Une cérémonie, un enjeu, un horizon
Le prix Gouincourt adopte les codes classiques d’un grand prix littéraire : dîner de délibération, cérémonie publique, bandeau promotionnel sur l’ouvrage lauréat. Il se déroule au Point Éphémère à Paris, dans le 10ᵉ arrondissement, dans une ambiance mêlant quiz littéraires et lectures d’extraits. Organisé par Lesbien Raisonnable (média fondé par Lauriane Nicol) et le chercheur en littératures queer Alex Lachkar, ce prix se veut à la fois un marqueur d’inclusion : « Tout le monde peut lire de la littérature lesbienne. Tout le monde devrait en lire, parce qu’elle est fantastique », explique Alex Lachkar dans Le Monde. L’objectif est double : offrir une reconnaissance autonome à ce champ éditorial, et susciter la curiosité de lecteurs plus larges.
La sélection de cette première édition rassemble des maisons d’édition très variées, dont majoritairement des structures indépendantes, ce qui témoigne d’une réalité éditoriale où la littérature lesbienne reste peu représentée auprès des grandes maisons.
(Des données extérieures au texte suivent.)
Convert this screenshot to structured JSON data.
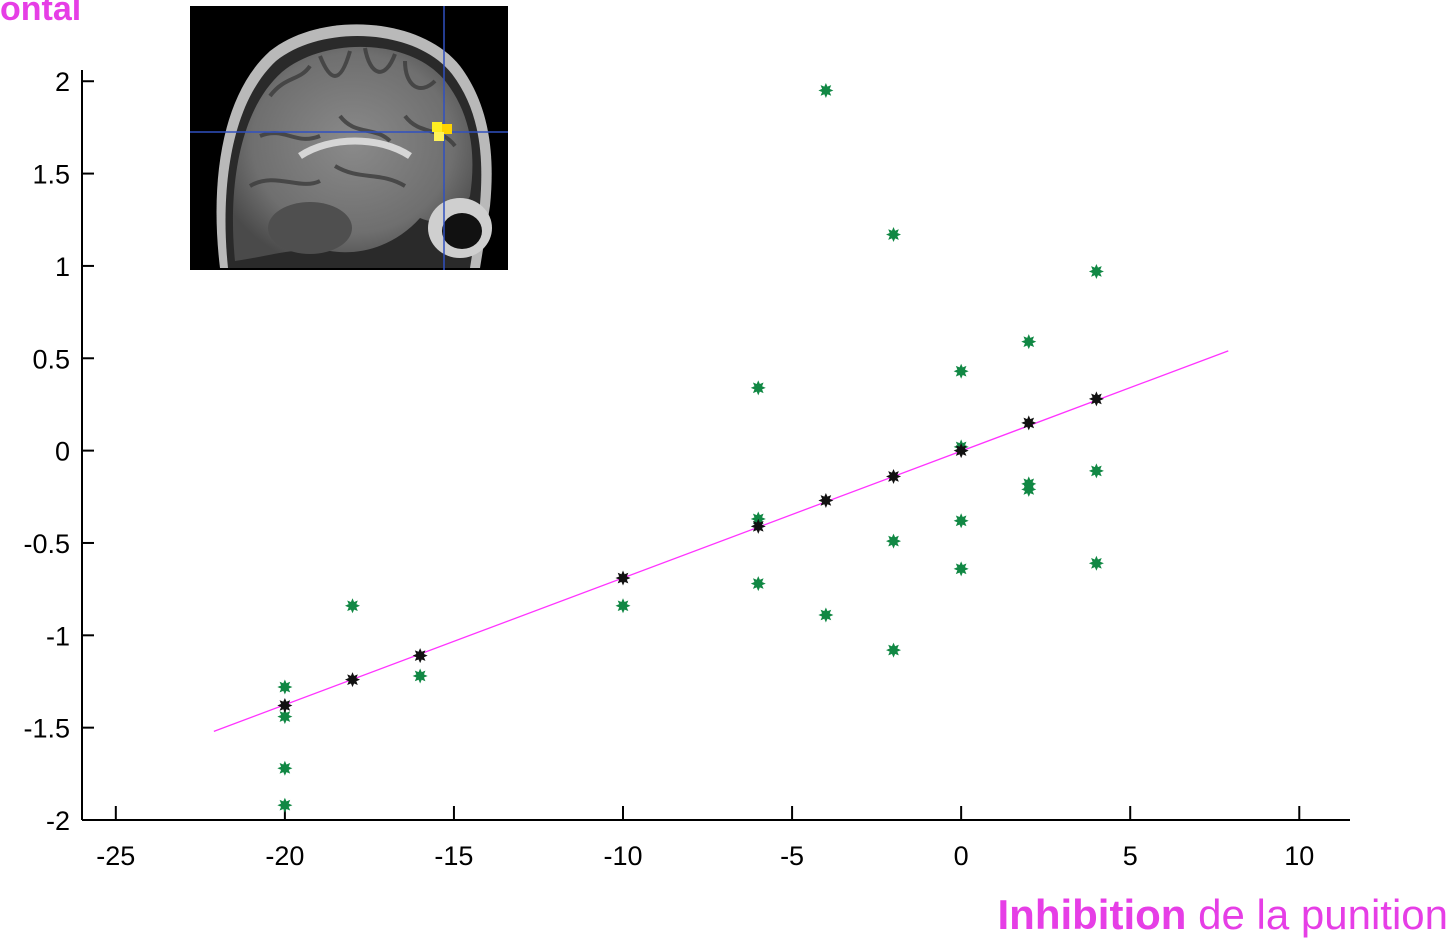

Selon Alex Lachkar, « le monde de l’édition reproduit les discriminations qu’on voit dans la société de manière générale », rapporte Franceinfo. Le budget de fonctionnement du prix est de 5 000 euros, soutenu par l’association Label Gouine* et le Fonds de dotation Lesbiennes d’intérêt général.
À quoi définit‑on la « littérature lesbienne » ?
La définition même du champ est tout sauf figée. Pour Lauriane Nicol et Alex Lachkar, il ne s’agit pas simplement d’un roman écrit par une personne lesbienne, mais d’un ouvrage qui aborde un personnage lesbien ou un récit en lien avec cette identité et qui est reconnu comme tel par son lectorat. Ainsi, les ouvrages primés racontent des histoires de femmes, de désirs, d’amitiés ou de maternités dans une perspective lesbienne. Les thèmes sont résolument contemporains et transversaux : par exemple, l’un des livres porte sur l’école et la domination adulte, un autre sur l’écologie ou les jeux vidéo.
La création du prix s’inscrit dans le constat que, malgré l’existence de dizaines de prix littéraires en France, aucun ne mettait spécifiquement en lumière la littérature lesbienne. En réaction, Nicol et Lachkar ont conçu le prix comme un miroir du célèbre Goncourt, tant dans la forme que dans le nom « Gouincourt » jouant sur la contraction de « gouine » et « Goncourt ». Le prix souhaite ainsi établir un espace visible pour des livres susceptibles de toucher un public élargi.